Entre 25 e 31 de março, a Paraíba coloca o tema das crianças desaparecidas em evidência.
A data foi instituída pela Lei Nº 9.510, de 14 de novembro de 2011, em apoio à Semana de Mobilização Nacional para Busca e Defesa da Criança Desaparecida — uma mobilização que tem paralelo também na Semana Estadual de Mobilização do Mato Grosso e no Dia da Busca e da Defesa da Criança Desaparecida em São Paulo.
A lei paraibana determina que a semana inclua audiências públicas e seminários, além da divulgação de fotos recentes e dos locais de desaparecimentos de crianças em todos os meios de comunicação do estado.
A data não é aleatória.
O dia 31 de março marca a fundação da ABCD — Associação Brasileira de Busca e Defesa da Criança Desaparecida — criada em 1995 e hoje conhecida em todo o país como "Mães da Sé".
A associação atua em conformidade com o ECA, a Lei Federal Nº 8.069 de 13 de julho de 1990, e se tornou referência nacional na localização e reintegração familiar de crianças e adolescentes desaparecidos em São Paulo.
Parcerias com a iniciativa privada, ações preventivas junto à sociedade e divulgação massiva de fotos de crianças desaparecidas estão entre os pilares desse trabalho.
A ABCD nasceu de uma coincidência.
Ivanise Esperidião da Silva e Vera Lúcia Gonçalves, duas mães de crianças desaparecidas, se conheceram em janeiro de 1996 quando um grupo de mães paulistas foi convidado a participar das gravações da novela Explode Coração, de Glória Perez, na TV Globo.
A novela levou para o horário nobre o drama de famílias de pessoas desaparecidas — e gerou uma campanha nacional que resultou na localização de 113 pessoas desaparecidas, entre crianças, adolescentes e adultos.
Durante as gravações no Rio de Janeiro, Ivanise e Vera conheceram dois grupos que já atuavam em outras regiões do Brasil: as "Mães da Cinelândia", no Rio de Janeiro, e o "Movimento Nacional em Defesa das Crianças Desaparecidas", no Paraná.
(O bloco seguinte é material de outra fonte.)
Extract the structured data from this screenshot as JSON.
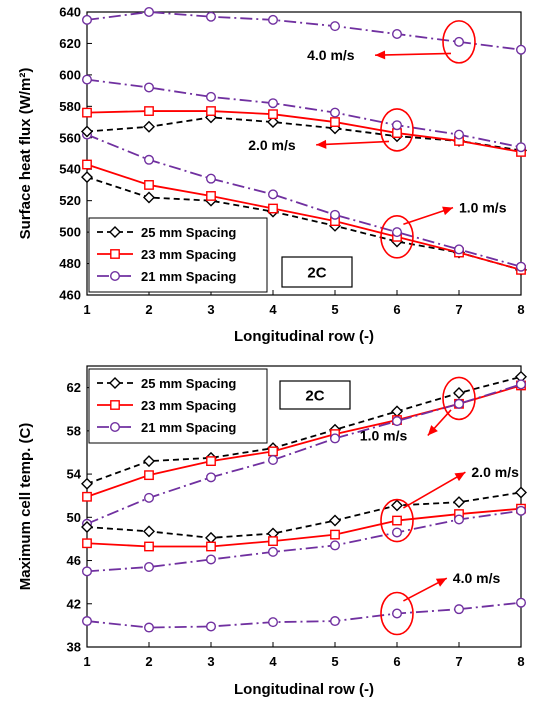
{
  "chart_data": [
    {
      "type": "line",
      "panel_label": "2C",
      "xlabel": "Longitudinal row (-)",
      "ylabel": "Surface heat flux (W/m²)",
      "xlim": [
        1,
        8
      ],
      "ylim": [
        460,
        640
      ],
      "xticks": [
        "1",
        "2",
        "3",
        "4",
        "5",
        "6",
        "7",
        "8"
      ],
      "yticks": [
        "460",
        "480",
        "500",
        "520",
        "540",
        "560",
        "580",
        "600",
        "620",
        "640"
      ],
      "grid": "none",
      "legend_position": "bottom-left",
      "x": [
        1,
        2,
        3,
        4,
        5,
        6,
        7,
        8
      ],
      "series": [
        {
          "name": "25 mm Spacing",
          "group": "1.0 m/s",
          "values": [
            535,
            522,
            520,
            513,
            504,
            494,
            487,
            476
          ],
          "color": "#000000",
          "marker": "diamond",
          "dash": "6,4"
        },
        {
          "name": "23 mm Spacing",
          "group": "1.0 m/s",
          "values": [
            543,
            530,
            523,
            515,
            507,
            497,
            487,
            476
          ],
          "color": "#ff0000",
          "marker": "square",
          "dash": ""
        },
        {
          "name": "21 mm Spacing",
          "group": "1.0 m/s",
          "values": [
            562,
            546,
            534,
            524,
            511,
            500,
            489,
            478
          ],
          "color": "#7030a0",
          "marker": "circle",
          "dash": "12,4,2,4"
        },
        {
          "name": "25 mm Spacing",
          "group": "2.0 m/s",
          "values": [
            564,
            567,
            573,
            570,
            566,
            561,
            558,
            552
          ],
          "color": "#000000",
          "marker": "diamond",
          "dash": "6,4"
        },
        {
          "name": "23 mm Spacing",
          "group": "2.0 m/s",
          "values": [
            576,
            577,
            577,
            575,
            570,
            563,
            558,
            551
          ],
          "color": "#ff0000",
          "marker": "square",
          "dash": ""
        },
        {
          "name": "21 mm Spacing",
          "group": "2.0 m/s",
          "values": [
            597,
            592,
            586,
            582,
            576,
            568,
            562,
            554
          ],
          "color": "#7030a0",
          "marker": "circle",
          "dash": "12,4,2,4"
        },
        {
          "name": "21 mm Spacing",
          "group": "4.0 m/s",
          "values": [
            635,
            640,
            637,
            635,
            631,
            626,
            621,
            616
          ],
          "color": "#7030a0",
          "marker": "circle",
          "dash": "12,4,2,4"
        }
      ],
      "annotations": [
        {
          "text": "4.0 m/s",
          "at_x": 7,
          "at_y": 621,
          "label_x": 4.55,
          "label_y": 610
        },
        {
          "text": "2.0 m/s",
          "at_x": 6,
          "at_y": 565,
          "label_x": 3.6,
          "label_y": 553
        },
        {
          "text": "1.0 m/s",
          "at_x": 6,
          "at_y": 497,
          "label_x": 7.0,
          "label_y": 513
        }
      ]
    },
    {
      "type": "line",
      "panel_label": "2C",
      "xlabel": "Longitudinal row (-)",
      "ylabel": "Maximum cell temp. (C)",
      "xlim": [
        1,
        8
      ],
      "ylim": [
        38,
        64
      ],
      "xticks": [
        "1",
        "2",
        "3",
        "4",
        "5",
        "6",
        "7",
        "8"
      ],
      "yticks": [
        "38",
        "42",
        "46",
        "50",
        "54",
        "58",
        "62"
      ],
      "grid": "none",
      "legend_position": "top-left",
      "x": [
        1,
        2,
        3,
        4,
        5,
        6,
        7,
        8
      ],
      "series": [
        {
          "name": "25 mm Spacing",
          "group": "1.0 m/s",
          "values": [
            53.1,
            55.2,
            55.5,
            56.4,
            58.1,
            59.8,
            61.5,
            63.0
          ],
          "color": "#000000",
          "marker": "diamond",
          "dash": "6,4"
        },
        {
          "name": "23 mm Spacing",
          "group": "1.0 m/s",
          "values": [
            51.9,
            53.9,
            55.2,
            56.1,
            57.7,
            59.0,
            60.5,
            62.2
          ],
          "color": "#ff0000",
          "marker": "square",
          "dash": ""
        },
        {
          "name": "21 mm Spacing",
          "group": "1.0 m/s",
          "values": [
            49.4,
            51.8,
            53.7,
            55.3,
            57.3,
            58.9,
            60.5,
            62.3
          ],
          "color": "#7030a0",
          "marker": "circle",
          "dash": "12,4,2,4"
        },
        {
          "name": "25 mm Spacing",
          "group": "2.0 m/s",
          "values": [
            49.1,
            48.7,
            48.1,
            48.5,
            49.7,
            51.1,
            51.4,
            52.3
          ],
          "color": "#000000",
          "marker": "diamond",
          "dash": "6,4"
        },
        {
          "name": "23 mm Spacing",
          "group": "2.0 m/s",
          "values": [
            47.6,
            47.3,
            47.3,
            47.8,
            48.4,
            49.7,
            50.3,
            50.8
          ],
          "color": "#ff0000",
          "marker": "square",
          "dash": ""
        },
        {
          "name": "21 mm Spacing",
          "group": "2.0 m/s",
          "values": [
            45.0,
            45.4,
            46.1,
            46.8,
            47.4,
            48.6,
            49.8,
            50.6
          ],
          "color": "#7030a0",
          "marker": "circle",
          "dash": "12,4,2,4"
        },
        {
          "name": "21 mm Spacing",
          "group": "4.0 m/s",
          "values": [
            40.4,
            39.8,
            39.9,
            40.3,
            40.4,
            41.1,
            41.5,
            42.1
          ],
          "color": "#7030a0",
          "marker": "circle",
          "dash": "12,4,2,4"
        }
      ],
      "annotations": [
        {
          "text": "1.0 m/s",
          "at_x": 7,
          "at_y": 61,
          "label_x": 5.4,
          "label_y": 57.2
        },
        {
          "text": "2.0 m/s",
          "at_x": 6,
          "at_y": 49.7,
          "label_x": 7.2,
          "label_y": 53.8
        },
        {
          "text": "4.0 m/s",
          "at_x": 6,
          "at_y": 41.1,
          "label_x": 6.9,
          "label_y": 44.0
        }
      ]
    }
  ]
}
Estimuladas pelo trabalho desses grupos, decidiram criar algo semelhante em São Paulo.
Poucos meses depois de criada, a ABCD começou a ganhar visibilidade na mídia.
Empresas contagiadas pelo enredo da novela passaram a apoiar a causa.
Mas o que acabou definindo a identidade da associação foi um movimento que se tornou permanente: a cada segundo domingo do mês, um grupo de mães leva cartazes com fotos de seus filhos desaparecidos para a Praça da Sé, no centro de São Paulo — sempre com a esperança de que alguém de passagem possa trazer alguma notícia.
Esses encontros são, na prática, um protesto silencioso contra a ineficiência do Estado.
Por isso o nome "Mães da Sé", uma referência direta às "Madres de Plaza de Mayo" da Argentina.
Com a articulação de Ivanise, a associação foi ganhando estrutura aos poucos.
No início dos anos 2000, a ABCD organizou uma coordenadoria jurídica e uma divisão de apoio psicológico, passando a oferecer esses serviços aos associados.
Com o tempo, o foco também se ampliou: o que antes atendia apenas casos de crianças desaparecidas em São Paulo hoje abrange familiares e amigos de pessoas desaparecidas em todo o Brasil, independentemente da faixa etária.
Em mais de 18 anos de existência, a ABCD cadastrou mais de 9.000 casos.
Desse total, cerca de 27% — ou 2.937 casos — foram solucionados.